Порвав с адвентистами, Генесин занялся изучением садоводства и вскоре же поступил садовником к одному помещику. В свободное время он по-прежнему не отрывался от Евангелия и прислушивался к голосу своих сновидений. В сновидениях он часто видел себя посланником Божиим, призванным поведать миру откровение Бога. Под влиянием этих сновидений он сделал себе деревянный жезл с вырезанными на нем словами из священного писания:

«Где мудрец? Где книжник? Где совопросник века сего? Не обратит ли Бог мудрость мира сего в безумие?».

Длинные волосы пророка, разгуливавшего с жезлом в руках, обращали на себя всеобщее внимание. Кое-кто подходил к нему и вступал с ним в разговор. И каждому пророк неизменно говорит то, что рождалось у него в сновидении и что он считал долгом своим поведать миру:

— Существование Вавилона Великого продлится только до 1916 года, — пророчествовал он. — В 1916 году будет всемирное разрушение. Бог уничтожит все царства мира сего.

Немцы добродушно слушали пророка и, улыбаясь, отходили от непонятного чудака.

Но если в Германии полиция сквозь пальцы глядела на чудачества Генесина, то в России полиция отнеслась к нему совсем иначе. Когда Генесин, выполняя свою миссию, с жезлом в руках, приехал в Петербург и появился на Невском проспекте, полиция его тотчас же арестовала и, с жезлом, препроводила через приемный покой в больницу Николая Чудотворца. Здесь ему остригли волосы, одели в серое платье, занумеровали и в «скорбном листе» определили его душевное состояние, как paranoia religiosa[6].

Часто в разговоре с Генесиным я касался его пророчеств, стремясь доказать, что они не могут осуществиться. Генесин глядел на меня грустными глазами, слушал и, как я замечал, постепенно начинал сам колебаться в своих убеждениях.

— Ведь 1916 год не за горами, — говорил я. — Неужели вы и тогда будете верить снам, когда пророчество не сбудется?

— Не знаю, сбудется ли то, о чем я пророчествовал. Но иначе я не мог поступить. Так надо было.

— Ну, а теперь-то вы видите свои пророческие сны?

— Теперь — нет. Давно уже не видел их. А вот когда был на свободе…

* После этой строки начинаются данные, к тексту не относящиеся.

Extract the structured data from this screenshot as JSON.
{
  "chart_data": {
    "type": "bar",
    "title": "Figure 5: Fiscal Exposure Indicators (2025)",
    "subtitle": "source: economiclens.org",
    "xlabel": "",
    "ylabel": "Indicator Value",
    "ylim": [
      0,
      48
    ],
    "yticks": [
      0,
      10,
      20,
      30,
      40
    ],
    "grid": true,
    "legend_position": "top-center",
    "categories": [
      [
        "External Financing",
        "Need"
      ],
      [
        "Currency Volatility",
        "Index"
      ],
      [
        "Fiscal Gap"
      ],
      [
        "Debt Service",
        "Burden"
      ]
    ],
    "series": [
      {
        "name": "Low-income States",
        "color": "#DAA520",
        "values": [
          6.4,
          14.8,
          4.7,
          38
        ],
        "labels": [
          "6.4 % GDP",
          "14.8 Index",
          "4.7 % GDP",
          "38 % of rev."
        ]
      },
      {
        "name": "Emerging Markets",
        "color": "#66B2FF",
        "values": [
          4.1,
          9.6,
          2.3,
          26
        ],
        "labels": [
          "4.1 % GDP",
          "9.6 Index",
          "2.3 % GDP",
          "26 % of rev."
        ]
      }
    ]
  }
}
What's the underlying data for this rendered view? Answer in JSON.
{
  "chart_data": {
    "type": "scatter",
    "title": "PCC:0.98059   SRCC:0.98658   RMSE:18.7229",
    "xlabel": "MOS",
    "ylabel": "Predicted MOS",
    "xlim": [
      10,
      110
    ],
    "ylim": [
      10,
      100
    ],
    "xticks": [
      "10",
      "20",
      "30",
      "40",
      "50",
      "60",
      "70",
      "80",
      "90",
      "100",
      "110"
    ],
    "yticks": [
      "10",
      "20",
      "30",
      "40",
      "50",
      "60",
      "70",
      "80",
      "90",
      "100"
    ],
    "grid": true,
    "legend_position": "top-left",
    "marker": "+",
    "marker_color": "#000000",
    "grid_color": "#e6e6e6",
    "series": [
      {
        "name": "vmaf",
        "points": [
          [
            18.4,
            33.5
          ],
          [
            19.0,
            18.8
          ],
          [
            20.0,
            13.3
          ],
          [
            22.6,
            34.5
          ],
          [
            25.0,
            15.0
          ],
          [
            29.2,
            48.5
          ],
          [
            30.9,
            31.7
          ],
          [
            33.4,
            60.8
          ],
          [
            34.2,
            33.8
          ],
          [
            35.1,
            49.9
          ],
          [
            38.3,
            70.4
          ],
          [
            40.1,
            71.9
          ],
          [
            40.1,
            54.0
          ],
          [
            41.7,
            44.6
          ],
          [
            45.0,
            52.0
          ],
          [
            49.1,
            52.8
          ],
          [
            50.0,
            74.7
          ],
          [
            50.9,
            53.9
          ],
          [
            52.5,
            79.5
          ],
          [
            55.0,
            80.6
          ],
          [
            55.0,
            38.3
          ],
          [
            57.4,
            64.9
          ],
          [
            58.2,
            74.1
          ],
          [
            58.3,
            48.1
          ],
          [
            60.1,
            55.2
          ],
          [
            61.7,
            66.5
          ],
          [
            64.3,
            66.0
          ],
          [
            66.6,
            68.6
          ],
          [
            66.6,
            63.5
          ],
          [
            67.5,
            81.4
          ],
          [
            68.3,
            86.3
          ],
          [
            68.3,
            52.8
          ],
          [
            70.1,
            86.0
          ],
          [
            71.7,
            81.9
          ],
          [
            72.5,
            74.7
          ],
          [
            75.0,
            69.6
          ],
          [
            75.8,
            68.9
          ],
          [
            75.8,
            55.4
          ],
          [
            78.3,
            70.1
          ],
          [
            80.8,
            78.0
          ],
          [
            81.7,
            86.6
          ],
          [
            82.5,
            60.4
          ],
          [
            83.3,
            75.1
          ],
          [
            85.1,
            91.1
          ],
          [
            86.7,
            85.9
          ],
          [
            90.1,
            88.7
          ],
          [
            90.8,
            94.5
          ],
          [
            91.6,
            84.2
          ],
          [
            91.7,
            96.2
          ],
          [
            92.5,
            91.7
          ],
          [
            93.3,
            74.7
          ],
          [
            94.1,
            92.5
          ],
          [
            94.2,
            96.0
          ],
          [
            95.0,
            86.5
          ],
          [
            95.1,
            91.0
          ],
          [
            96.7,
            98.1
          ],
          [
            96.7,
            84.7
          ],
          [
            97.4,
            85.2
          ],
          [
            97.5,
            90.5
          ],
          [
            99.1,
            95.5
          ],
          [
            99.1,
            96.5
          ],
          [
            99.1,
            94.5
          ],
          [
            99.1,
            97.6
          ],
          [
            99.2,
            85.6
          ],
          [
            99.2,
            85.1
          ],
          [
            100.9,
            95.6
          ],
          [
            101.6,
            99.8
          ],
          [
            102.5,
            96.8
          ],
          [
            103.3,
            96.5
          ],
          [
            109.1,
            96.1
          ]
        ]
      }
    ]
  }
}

Генесин воодушевлялся и начинал рассказывать подробно о пророческих сновидениях.

— Было все время какое-то влияние на меня, знаете, вроде, как бы гипнотизм, такое магнетическое влияние… Казалось, какие-то силы извне действуют на меня. Я пророчествовал и чувствовал, что не могу остановиться… Точно и не я говорил, а кто-то другой говорил во мне…

Присматриваясь позднее к Генесину, я видел, что он уже смущенно говорит о своих пророчествах, колеблется и 1916 года ждет с нетерпением только для того, чтобы возродиться к новой жизни. Здесь, в больнице, он увлекся авиацией и, не имея никакого представления о механике, стал изобретать воздухоплавательные аппараты.

Однажды и зашел в больничную столовую. В небольшом помещении с четырьмя окнами, за двумя длинными столами, сидели больные и занимались каждый своим делом.

Увидя меня, кто-то с гордостью крикнул мне:

— А ведь колесо-то вертится!

Я подошел к сидящим за столом и поздоровался. На столе я увидел прелестно сделанную модель аэроплана и похвалил ее. Генесин с воодушевлением заговорил о своем изобретении:

— Долго я возился с нею. Еще в Полюстровской больнице надо мной смеялись, говорили, что не полетит. А вот теперь летает.

— А ну-ка, пустите ее.

Генесин завел ключом пружину. Машина задрожала, сделала поворот кругом, плавно поднялась вверх и, словно сверчок, понеслась в угол, прямо па печь, где и упала.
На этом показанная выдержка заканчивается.